Pourtant, cette session consacrée à la DPG pourrait constituer un grand moment de respiration démocratique avec des séries de questions réponses sur toutes sortes de sujets. Elle aurait pu même épargner le chef de l’Etat de l’exercice qu’il prévoit de tenir demain avec les journalistes. En effet, le Président Diomaye Faye sent le besoin de parler directement aux Sénégalais ; c’est parce qu’il craint que des canaux de communication ne soient obstrués. Le cas échéant, le travail qu’il est en train d’abattre n’aurait pas l’impact attendu.

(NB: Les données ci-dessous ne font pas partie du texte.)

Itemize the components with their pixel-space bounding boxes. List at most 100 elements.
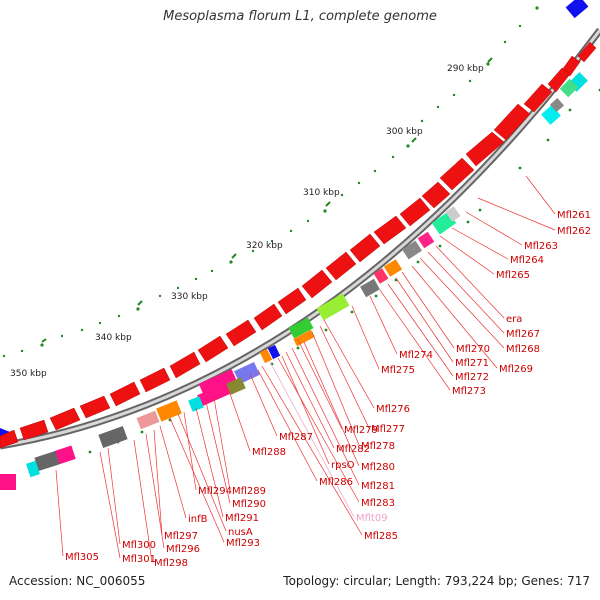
leader-line [379, 289, 451, 391]
leader-line [205, 401, 231, 504]
gene-label[interactable]: Mfl289 [232, 486, 266, 497]
tick-label: 320 kbp [246, 241, 283, 251]
gene-label[interactable]: Mfl288 [252, 447, 286, 458]
leader-line [291, 347, 360, 486]
gene-label[interactable]: Mfl305 [65, 552, 99, 563]
gene-label[interactable]: Mfl282 [336, 444, 370, 455]
gene-label[interactable]: Mfl271 [455, 358, 489, 369]
tick-label: 300 kbp [386, 127, 423, 137]
gene-label[interactable]: Mfl279 [344, 425, 378, 436]
leader-line [55, 469, 64, 557]
gene-label[interactable]: Mfl290 [232, 499, 266, 510]
leader-line [395, 277, 454, 363]
genome-summary-text: Topology: circular; Length: 793,224 bp; … [283, 574, 590, 588]
leader-line [183, 411, 197, 491]
gene-labels: Mfl261 Mfl262 Mfl263 Mfl264 Mfl265 era Mfl267 M… [65, 210, 591, 569]
leader-line [311, 331, 360, 446]
gene-label[interactable]: Mfl293 [226, 538, 260, 549]
gene-label[interactable]: Mflt09 [356, 513, 388, 524]
tick-label: 340 kbp [95, 333, 132, 343]
gene-label[interactable]: Mfl275 [381, 365, 415, 376]
leader-line [227, 387, 251, 452]
gene-label[interactable]: infB [188, 514, 208, 525]
leader-line [107, 447, 121, 545]
accession-text: Accession: NC_006055 [9, 574, 146, 588]
gene-label[interactable]: Mfl273 [452, 386, 486, 397]
gene-label[interactable]: Mfl272 [455, 372, 489, 383]
gene-label[interactable]: Mfl268 [506, 344, 540, 355]
gene-label[interactable]: Mfl291 [225, 513, 259, 524]
gene-label[interactable]: Mfl277 [371, 424, 405, 435]
map-title: Mesoplasma florum L1, complete genome [163, 9, 437, 24]
gene-label[interactable]: era [506, 314, 522, 325]
gene-label[interactable]: Mfl263 [524, 241, 558, 252]
leader-lines [55, 175, 556, 563]
leader-line [213, 397, 231, 491]
leader-line [249, 373, 278, 437]
gene-label[interactable]: Mfl286 [319, 477, 353, 488]
gene-label[interactable]: Mfl265 [496, 270, 530, 281]
leader-line [269, 361, 355, 518]
leader-line [419, 257, 505, 349]
gene-label[interactable]: nusA [228, 527, 253, 538]
gene-label[interactable]: Mfl300 [122, 540, 156, 551]
tick-marks [41, 57, 493, 343]
reverse-strand-genes [0, 41, 597, 449]
gene-label[interactable]: Mfl287 [279, 432, 313, 443]
leader-line [297, 339, 343, 430]
leader-line [145, 433, 165, 549]
gene-label[interactable]: Mfl285 [364, 531, 398, 542]
tick-label: 290 kbp [447, 64, 484, 74]
leader-line [439, 235, 495, 275]
leader-line [369, 295, 398, 355]
leader-line [465, 211, 523, 246]
gene-label[interactable]: Mfl298 [154, 558, 188, 569]
leader-line [411, 265, 498, 369]
gene-label[interactable]: Mfl264 [510, 255, 544, 266]
gene-label[interactable]: Mfl261 [557, 210, 591, 221]
leader-line [303, 341, 360, 467]
leader-line [169, 417, 225, 543]
genome-backbone-highlight [0, 29, 600, 448]
gene-label[interactable]: Mfl294 [198, 486, 232, 497]
gene-label[interactable]: Mfl278 [361, 441, 395, 452]
leader-line [477, 197, 556, 231]
gene-label[interactable]: Mfl262 [557, 226, 591, 237]
leader-line [177, 413, 227, 532]
gene-label[interactable]: Mfl297 [164, 531, 198, 542]
gene-label[interactable]: Mfl269 [499, 364, 533, 375]
leader-line [451, 227, 509, 260]
gene-label[interactable]: Mfl281 [361, 481, 395, 492]
leader-line [401, 271, 455, 349]
leader-line [257, 369, 318, 482]
leader-line [153, 429, 163, 536]
outer-ring-dots [2, 6, 539, 358]
leader-line [277, 357, 360, 503]
leader-line [281, 355, 330, 465]
gene-label[interactable]: Mfl276 [376, 404, 410, 415]
forward-strand-genes [0, 0, 589, 442]
leader-line [195, 407, 224, 518]
leader-line [319, 325, 370, 429]
gene-label[interactable]: Mfl274 [399, 350, 433, 361]
leader-line [285, 351, 335, 449]
tick-labels: 290 kbp 300 kbp 310 kbp 320 kbp 330 kbp 340 k… [10, 64, 484, 379]
gene-label[interactable]: Mfl296 [166, 544, 200, 555]
leader-line [525, 175, 556, 215]
leader-line [351, 305, 380, 370]
gene-label[interactable]: rpsO [331, 460, 355, 471]
gene-label[interactable]: Mfl280 [361, 462, 395, 473]
inner-gene-blocks [0, 72, 588, 490]
leader-line [387, 283, 454, 377]
leader-line [99, 451, 121, 559]
leader-line [133, 439, 153, 563]
leader-line [435, 245, 505, 319]
gene-label[interactable]: Mfl301 [122, 554, 156, 565]
tick-label: 350 kbp [10, 369, 47, 379]
gene-label[interactable]: Mfl267 [506, 329, 540, 340]
tick-label: 330 kbp [171, 292, 208, 302]
gene-label[interactable]: Mfl270 [456, 344, 490, 355]
gene-label[interactable]: Mfl283 [361, 498, 395, 509]
leader-line [323, 319, 375, 409]
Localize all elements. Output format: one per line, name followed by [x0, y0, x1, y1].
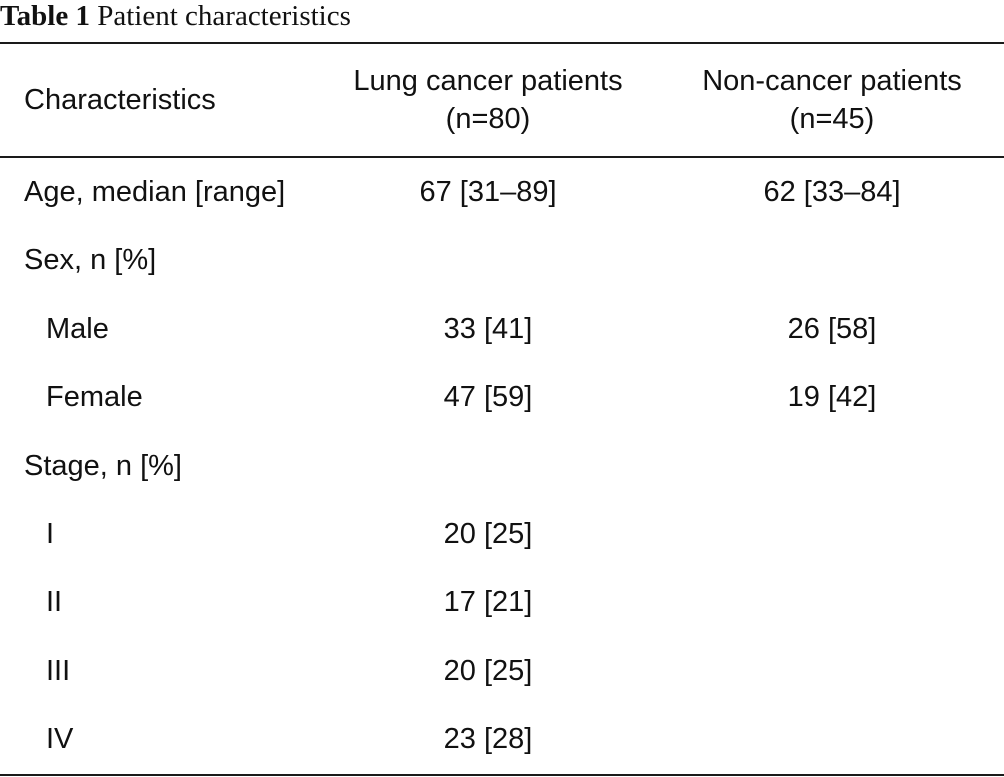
- header-lung-cancer-title: Lung cancer patients: [353, 65, 623, 97]
- row-lung-value: 33 [41]: [443, 312, 533, 345]
- table-row-female: Female 47 [59] 19 [42]: [0, 363, 1004, 431]
- row-non-value: [660, 500, 1004, 568]
- row-label: I: [46, 517, 55, 550]
- row-label: Sex, n [%]: [24, 244, 157, 277]
- table-row-stage-iv: IV 23 [28]: [0, 705, 1004, 773]
- table-row-stage-ii: II 17 [21]: [0, 568, 1004, 636]
- table-caption-label: Table 1: [0, 0, 90, 32]
- row-lung-value: 67 [31–89]: [419, 176, 557, 208]
- table-header: Characteristics Lung cancer patients (n=…: [0, 44, 1004, 156]
- row-non-value: 19 [42]: [787, 381, 877, 414]
- header-lung-cancer: Lung cancer patients (n=80): [318, 44, 658, 156]
- row-non-value: 26 [58]: [787, 312, 877, 345]
- table-row-male: Male 33 [41] 26 [58]: [0, 295, 1004, 363]
- table-row-stage-i: I 20 [25]: [0, 500, 1004, 568]
- row-lung-value: 20 [25]: [443, 517, 533, 550]
- table-row-stage: Stage, n [%]: [0, 432, 1004, 500]
- row-lung-value: 20 [25]: [443, 654, 533, 687]
- row-non-value: [660, 432, 1004, 500]
- row-label: Stage, n [%]: [24, 449, 182, 482]
- header-characteristics-label: Characteristics: [24, 83, 216, 116]
- row-label: Female: [46, 381, 143, 414]
- table-caption: Table 1 Patient characteristics: [0, 0, 351, 34]
- table-body: Age, median [range] 67 [31–89] 62 [33–84…: [0, 158, 1004, 774]
- row-label: III: [46, 654, 71, 687]
- row-lung-value: [318, 226, 658, 294]
- table-caption-title: Patient characteristics: [97, 0, 351, 32]
- header-lung-cancer-count: (n=80): [445, 103, 531, 135]
- row-non-value: [660, 705, 1004, 773]
- table-header-rule: [0, 156, 1004, 158]
- row-non-value: [660, 568, 1004, 636]
- header-non-cancer-count: (n=45): [789, 103, 875, 135]
- row-non-value: [660, 226, 1004, 294]
- row-non-value: 62 [33–84]: [763, 176, 901, 208]
- row-label: II: [46, 586, 63, 619]
- row-lung-value: 23 [28]: [443, 723, 533, 756]
- row-lung-value: 17 [21]: [443, 586, 533, 619]
- table-row-sex: Sex, n [%]: [0, 226, 1004, 294]
- row-non-value: [660, 637, 1004, 705]
- row-lung-value: 47 [59]: [443, 381, 533, 414]
- header-non-cancer-title: Non-cancer patients: [702, 65, 962, 97]
- table-row-stage-iii: III 20 [25]: [0, 637, 1004, 705]
- table-bottom-rule: [0, 774, 1004, 776]
- header-non-cancer: Non-cancer patients (n=45): [660, 44, 1004, 156]
- row-label: Age, median [range]: [24, 176, 286, 208]
- row-label: Male: [46, 312, 109, 345]
- row-lung-value: [318, 432, 658, 500]
- row-label: IV: [46, 723, 74, 756]
- table-top-rule: [0, 42, 1004, 44]
- header-characteristics: Characteristics: [24, 44, 324, 156]
- table-row-age: Age, median [range] 67 [31–89] 62 [33–84…: [0, 158, 1004, 226]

Pour l’heure, il faut se rendre à l’évidence qu’au niveau sectoriel, les différents départements ministériels ne communiquent pas assez. Et au niveau de la primature, on est plus dans la gestion de crise soit pour gérer le problème des marchands ambulants ou pour divulguer des scandales fonciers et autres. Le Premier ministre n’est pas à vrai dire dans la communication publique avec une valorisation conséquente du travail abattu. Avec l’absence d’initiatives comme celle du régime présidentiel notamment “le gouvernement face à la presse”, le besoin de communiquer directement avec le peuple se fait sentir.
On peut se demander cependant si les autorités actuelles sont bien préparées à cet exercice. La réalité est que durant leurs dernières années d’opposition, elles se livraient plus à des points de presse qu’à des conférences de presse. Vu que leur stratégie était plus basée sur l’amplification de leurs discours savamment construits par leurs officines via les réseaux sociaux, elles ont abusé avec des points de presse sans possibilité d'être relancées et challengés couramment par des journalistes chevronnés.
Aujourd’hui, Bassirou Diomaye Faye prend le risque et compte aller au charbon pour vendre ses réalisations après cent jours de gestion et vendre de l’espoir. Force est de constater cependant que cet exercice peut s’avérer périlleux. Macky Sall, qui voulait révolutionner sa communication après ses discours du nouvel an en organisant des face-à-face avec des journalistes, en a fait les frais. Le 31 décembre 2019 à l’occasion d’un entretien avec des professionnels des médias au palais de la République, il a été piégé par le journaliste de RFM Babacar Fall avec une question fermée sur le troisième mandat. Celui-ci lui avait demandé de répondre par “Oui” ou par “Non” s’il allait briguer un troisième mandat. Le président Sall avait rétorqué : « Je ne répondrai ni par oui ni par non.» Une telle posture n’avait fait ensuite qu’amplifier le débat durant toute l’année pendant laquelle «pro et anti troisième mandat » se sont donnés en spectacle. Mais sa réponse avait été le catalyseur pour déclencher un nouveau mouvement anti-troisième mandat.
Du temps d’Abdoulaye Wade, cela s’est souvent passé de manière assez irrespectueuse. Le Pape du Sopi avait souvent en face des journalistes qui n’avaient pas froid aux yeux et qui n’hésitaient pas à le titiller. On se rappelle ses échanges avec Mamadou Ibra Kane qui l’avait interpellé en lui disant qu’il parlait beaucoup plus qu’il ne travaillait. Une question qui avait irrité à l’époque le président Wade. Il n’avait pas manqué d’ailleurs de le traiter d’insolent.